The HKZMB assessment will be the acid test: Is ACE an effective environmental watchdog or is it a council of politicians who can be trusted not to rock the bridge?
The project raises obvious environmental concerns: Air quality around Tung Chung is already bad and will get worse once North Lantau is opened up to road traffic from the mainland: 50,000 toll paying vehicles a day are needed to pay back the loans.
The Government, worried that someone will challenge the project on grounds that it will not meet Air Quality Objectives (AQO) when it goes ahead, now claims in their Environmental Impact Assessment that the project will NOT have ANY adverse effect on air quality at all. Unless only electric cars and bicycles will be allowed to use the bridge, that can simply not be true!

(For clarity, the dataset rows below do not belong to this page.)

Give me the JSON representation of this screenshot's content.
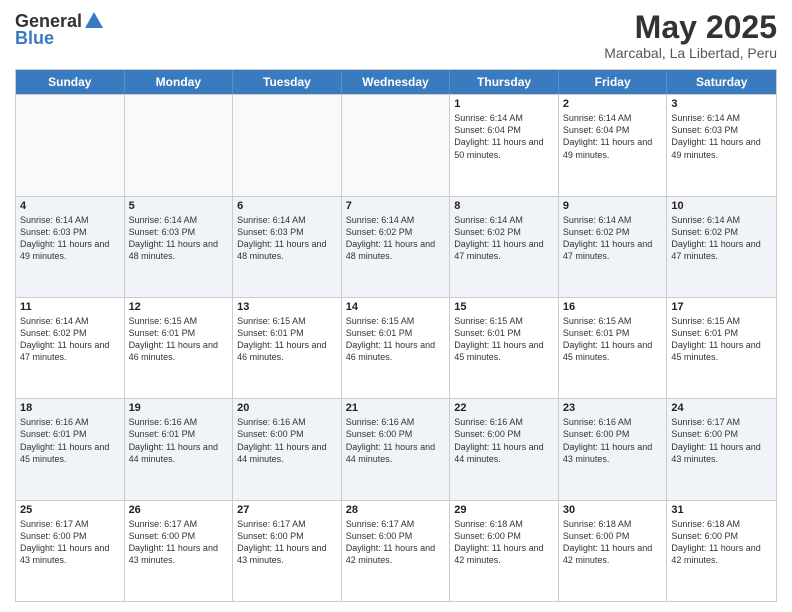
{
  "logo": {
    "general": "General",
    "blue": "Blue"
  },
  "header": {
    "month": "May 2025",
    "location": "Marcabal, La Libertad, Peru"
  },
  "weekdays": [
    "Sunday",
    "Monday",
    "Tuesday",
    "Wednesday",
    "Thursday",
    "Friday",
    "Saturday"
  ],
  "weeks": [
    {
      "alt": false,
      "days": [
        {
          "num": "",
          "sunrise": "",
          "sunset": "",
          "daylight": ""
        },
        {
          "num": "",
          "sunrise": "",
          "sunset": "",
          "daylight": ""
        },
        {
          "num": "",
          "sunrise": "",
          "sunset": "",
          "daylight": ""
        },
        {
          "num": "",
          "sunrise": "",
          "sunset": "",
          "daylight": ""
        },
        {
          "num": "1",
          "sunrise": "Sunrise: 6:14 AM",
          "sunset": "Sunset: 6:04 PM",
          "daylight": "Daylight: 11 hours and 50 minutes."
        },
        {
          "num": "2",
          "sunrise": "Sunrise: 6:14 AM",
          "sunset": "Sunset: 6:04 PM",
          "daylight": "Daylight: 11 hours and 49 minutes."
        },
        {
          "num": "3",
          "sunrise": "Sunrise: 6:14 AM",
          "sunset": "Sunset: 6:03 PM",
          "daylight": "Daylight: 11 hours and 49 minutes."
        }
      ]
    },
    {
      "alt": true,
      "days": [
        {
          "num": "4",
          "sunrise": "Sunrise: 6:14 AM",
          "sunset": "Sunset: 6:03 PM",
          "daylight": "Daylight: 11 hours and 49 minutes."
        },
        {
          "num": "5",
          "sunrise": "Sunrise: 6:14 AM",
          "sunset": "Sunset: 6:03 PM",
          "daylight": "Daylight: 11 hours and 48 minutes."
        },
        {
          "num": "6",
          "sunrise": "Sunrise: 6:14 AM",
          "sunset": "Sunset: 6:03 PM",
          "daylight": "Daylight: 11 hours and 48 minutes."
        },
        {
          "num": "7",
          "sunrise": "Sunrise: 6:14 AM",
          "sunset": "Sunset: 6:02 PM",
          "daylight": "Daylight: 11 hours and 48 minutes."
        },
        {
          "num": "8",
          "sunrise": "Sunrise: 6:14 AM",
          "sunset": "Sunset: 6:02 PM",
          "daylight": "Daylight: 11 hours and 47 minutes."
        },
        {
          "num": "9",
          "sunrise": "Sunrise: 6:14 AM",
          "sunset": "Sunset: 6:02 PM",
          "daylight": "Daylight: 11 hours and 47 minutes."
        },
        {
          "num": "10",
          "sunrise": "Sunrise: 6:14 AM",
          "sunset": "Sunset: 6:02 PM",
          "daylight": "Daylight: 11 hours and 47 minutes."
        }
      ]
    },
    {
      "alt": false,
      "days": [
        {
          "num": "11",
          "sunrise": "Sunrise: 6:14 AM",
          "sunset": "Sunset: 6:02 PM",
          "daylight": "Daylight: 11 hours and 47 minutes."
        },
        {
          "num": "12",
          "sunrise": "Sunrise: 6:15 AM",
          "sunset": "Sunset: 6:01 PM",
          "daylight": "Daylight: 11 hours and 46 minutes."
        },
        {
          "num": "13",
          "sunrise": "Sunrise: 6:15 AM",
          "sunset": "Sunset: 6:01 PM",
          "daylight": "Daylight: 11 hours and 46 minutes."
        },
        {
          "num": "14",
          "sunrise": "Sunrise: 6:15 AM",
          "sunset": "Sunset: 6:01 PM",
          "daylight": "Daylight: 11 hours and 46 minutes."
        },
        {
          "num": "15",
          "sunrise": "Sunrise: 6:15 AM",
          "sunset": "Sunset: 6:01 PM",
          "daylight": "Daylight: 11 hours and 45 minutes."
        },
        {
          "num": "16",
          "sunrise": "Sunrise: 6:15 AM",
          "sunset": "Sunset: 6:01 PM",
          "daylight": "Daylight: 11 hours and 45 minutes."
        },
        {
          "num": "17",
          "sunrise": "Sunrise: 6:15 AM",
          "sunset": "Sunset: 6:01 PM",
          "daylight": "Daylight: 11 hours and 45 minutes."
        }
      ]
    },
    {
      "alt": true,
      "days": [
        {
          "num": "18",
          "sunrise": "Sunrise: 6:16 AM",
          "sunset": "Sunset: 6:01 PM",
          "daylight": "Daylight: 11 hours and 45 minutes."
        },
        {
          "num": "19",
          "sunrise": "Sunrise: 6:16 AM",
          "sunset": "Sunset: 6:01 PM",
          "daylight": "Daylight: 11 hours and 44 minutes."
        },
        {
          "num": "20",
          "sunrise": "Sunrise: 6:16 AM",
          "sunset": "Sunset: 6:00 PM",
          "daylight": "Daylight: 11 hours and 44 minutes."
        },
        {
          "num": "21",
          "sunrise": "Sunrise: 6:16 AM",
          "sunset": "Sunset: 6:00 PM",
          "daylight": "Daylight: 11 hours and 44 minutes."
        },
        {
          "num": "22",
          "sunrise": "Sunrise: 6:16 AM",
          "sunset": "Sunset: 6:00 PM",
          "daylight": "Daylight: 11 hours and 44 minutes."
        },
        {
          "num": "23",
          "sunrise": "Sunrise: 6:16 AM",
          "sunset": "Sunset: 6:00 PM",
          "daylight": "Daylight: 11 hours and 43 minutes."
        },
        {
          "num": "24",
          "sunrise": "Sunrise: 6:17 AM",
          "sunset": "Sunset: 6:00 PM",
          "daylight": "Daylight: 11 hours and 43 minutes."
        }
      ]
    },
    {
      "alt": false,
      "days": [
        {
          "num": "25",
          "sunrise": "Sunrise: 6:17 AM",
          "sunset": "Sunset: 6:00 PM",
          "daylight": "Daylight: 11 hours and 43 minutes."
        },
        {
          "num": "26",
          "sunrise": "Sunrise: 6:17 AM",
          "sunset": "Sunset: 6:00 PM",
          "daylight": "Daylight: 11 hours and 43 minutes."
        },
        {
          "num": "27",
          "sunrise": "Sunrise: 6:17 AM",
          "sunset": "Sunset: 6:00 PM",
          "daylight": "Daylight: 11 hours and 43 minutes."
        },
        {
          "num": "28",
          "sunrise": "Sunrise: 6:17 AM",
          "sunset": "Sunset: 6:00 PM",
          "daylight": "Daylight: 11 hours and 42 minutes."
        },
        {
          "num": "29",
          "sunrise": "Sunrise: 6:18 AM",
          "sunset": "Sunset: 6:00 PM",
          "daylight": "Daylight: 11 hours and 42 minutes."
        },
        {
          "num": "30",
          "sunrise": "Sunrise: 6:18 AM",
          "sunset": "Sunset: 6:00 PM",
          "daylight": "Daylight: 11 hours and 42 minutes."
        },
        {
          "num": "31",
          "sunrise": "Sunrise: 6:18 AM",
          "sunset": "Sunset: 6:00 PM",
          "daylight": "Daylight: 11 hours and 42 minutes."
        }
      ]
    }
  ]
}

Highways Department keeps air quality data secret
The Highways Department knows what impact the bridge will have on air quality in North Lantau: Their assessment report for the HKZMB reveals that it has had its consultants do air quality modeling - but the resulting data is kept secret.
The Highways Department appears to imply that, as a result of ongoing efforts by regional governments, air quality will have improved sufficiently by 2015 so that when the bridge is expected to open, air quality including the pollution generated by the new traffic will be within the current AQOs.

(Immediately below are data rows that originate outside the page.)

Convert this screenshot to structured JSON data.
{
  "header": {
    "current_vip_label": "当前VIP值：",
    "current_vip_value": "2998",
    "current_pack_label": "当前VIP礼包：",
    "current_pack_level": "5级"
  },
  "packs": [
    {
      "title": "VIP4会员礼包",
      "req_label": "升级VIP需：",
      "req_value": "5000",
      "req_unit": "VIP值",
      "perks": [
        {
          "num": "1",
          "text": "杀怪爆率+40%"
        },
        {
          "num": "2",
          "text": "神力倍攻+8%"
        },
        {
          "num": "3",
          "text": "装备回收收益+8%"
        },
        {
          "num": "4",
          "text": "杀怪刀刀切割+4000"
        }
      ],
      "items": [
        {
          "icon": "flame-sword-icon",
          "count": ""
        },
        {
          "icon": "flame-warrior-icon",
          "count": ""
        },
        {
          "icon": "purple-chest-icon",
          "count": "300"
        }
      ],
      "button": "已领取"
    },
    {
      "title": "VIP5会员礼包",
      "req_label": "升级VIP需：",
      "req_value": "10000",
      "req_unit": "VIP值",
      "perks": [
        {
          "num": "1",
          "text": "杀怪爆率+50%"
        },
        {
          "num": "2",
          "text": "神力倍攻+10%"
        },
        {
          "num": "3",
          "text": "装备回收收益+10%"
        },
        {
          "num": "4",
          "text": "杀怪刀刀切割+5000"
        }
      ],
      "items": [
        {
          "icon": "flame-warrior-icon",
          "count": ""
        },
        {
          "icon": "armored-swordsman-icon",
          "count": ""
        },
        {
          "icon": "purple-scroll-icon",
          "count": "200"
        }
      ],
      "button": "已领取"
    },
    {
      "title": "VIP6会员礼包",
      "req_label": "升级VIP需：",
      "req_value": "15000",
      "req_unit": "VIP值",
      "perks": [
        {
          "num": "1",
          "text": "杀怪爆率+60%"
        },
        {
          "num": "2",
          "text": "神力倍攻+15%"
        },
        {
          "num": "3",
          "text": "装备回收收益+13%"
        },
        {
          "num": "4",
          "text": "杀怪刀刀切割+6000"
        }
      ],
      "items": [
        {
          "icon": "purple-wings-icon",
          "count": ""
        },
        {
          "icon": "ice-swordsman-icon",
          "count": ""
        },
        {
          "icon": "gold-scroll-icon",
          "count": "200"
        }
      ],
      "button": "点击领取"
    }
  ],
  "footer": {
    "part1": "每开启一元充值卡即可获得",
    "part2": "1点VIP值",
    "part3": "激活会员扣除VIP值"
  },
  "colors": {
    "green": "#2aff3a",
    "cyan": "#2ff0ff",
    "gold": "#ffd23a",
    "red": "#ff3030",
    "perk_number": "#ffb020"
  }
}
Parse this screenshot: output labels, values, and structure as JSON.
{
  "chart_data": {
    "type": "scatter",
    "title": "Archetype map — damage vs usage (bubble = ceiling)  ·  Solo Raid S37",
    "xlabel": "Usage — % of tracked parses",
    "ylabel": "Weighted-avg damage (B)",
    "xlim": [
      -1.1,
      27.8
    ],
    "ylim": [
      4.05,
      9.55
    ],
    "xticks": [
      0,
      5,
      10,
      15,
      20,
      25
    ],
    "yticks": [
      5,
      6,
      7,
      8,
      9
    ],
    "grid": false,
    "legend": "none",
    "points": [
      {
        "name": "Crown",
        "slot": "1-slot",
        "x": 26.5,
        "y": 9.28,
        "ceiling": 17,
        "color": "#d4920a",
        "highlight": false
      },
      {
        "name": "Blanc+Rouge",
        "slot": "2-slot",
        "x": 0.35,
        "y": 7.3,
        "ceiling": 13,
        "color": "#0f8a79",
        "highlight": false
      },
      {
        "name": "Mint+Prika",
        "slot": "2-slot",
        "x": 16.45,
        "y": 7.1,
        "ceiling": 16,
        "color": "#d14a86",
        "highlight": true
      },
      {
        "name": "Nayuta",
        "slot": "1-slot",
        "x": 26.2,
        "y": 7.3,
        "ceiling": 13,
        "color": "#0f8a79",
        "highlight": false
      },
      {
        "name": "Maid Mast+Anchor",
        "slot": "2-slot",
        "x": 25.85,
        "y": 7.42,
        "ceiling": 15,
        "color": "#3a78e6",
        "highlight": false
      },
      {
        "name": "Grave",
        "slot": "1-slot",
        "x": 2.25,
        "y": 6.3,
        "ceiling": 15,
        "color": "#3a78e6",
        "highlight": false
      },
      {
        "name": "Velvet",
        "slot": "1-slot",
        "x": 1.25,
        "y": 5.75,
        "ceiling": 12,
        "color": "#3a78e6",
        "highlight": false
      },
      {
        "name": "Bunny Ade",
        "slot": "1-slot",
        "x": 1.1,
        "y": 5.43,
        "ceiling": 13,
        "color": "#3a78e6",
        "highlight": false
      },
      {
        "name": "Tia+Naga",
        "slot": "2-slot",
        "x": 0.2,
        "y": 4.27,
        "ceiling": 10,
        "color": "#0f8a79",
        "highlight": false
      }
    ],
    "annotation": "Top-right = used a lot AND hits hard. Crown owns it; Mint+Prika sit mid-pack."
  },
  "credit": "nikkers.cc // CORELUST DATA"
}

Highways Department ignores the law
Highways Department has obviously forgotten the kind of assessment the Environmental Impact Assessment Ordinance (EIAO) requires.
The Court of Final Appeal made clear in the Shiu Wing Steel case concerning an aviation fuel tank farm that it is not enough for the Government to say, "Look, you don't need to worry about this project's impact on the environment. We've already taken care of it. Trust us."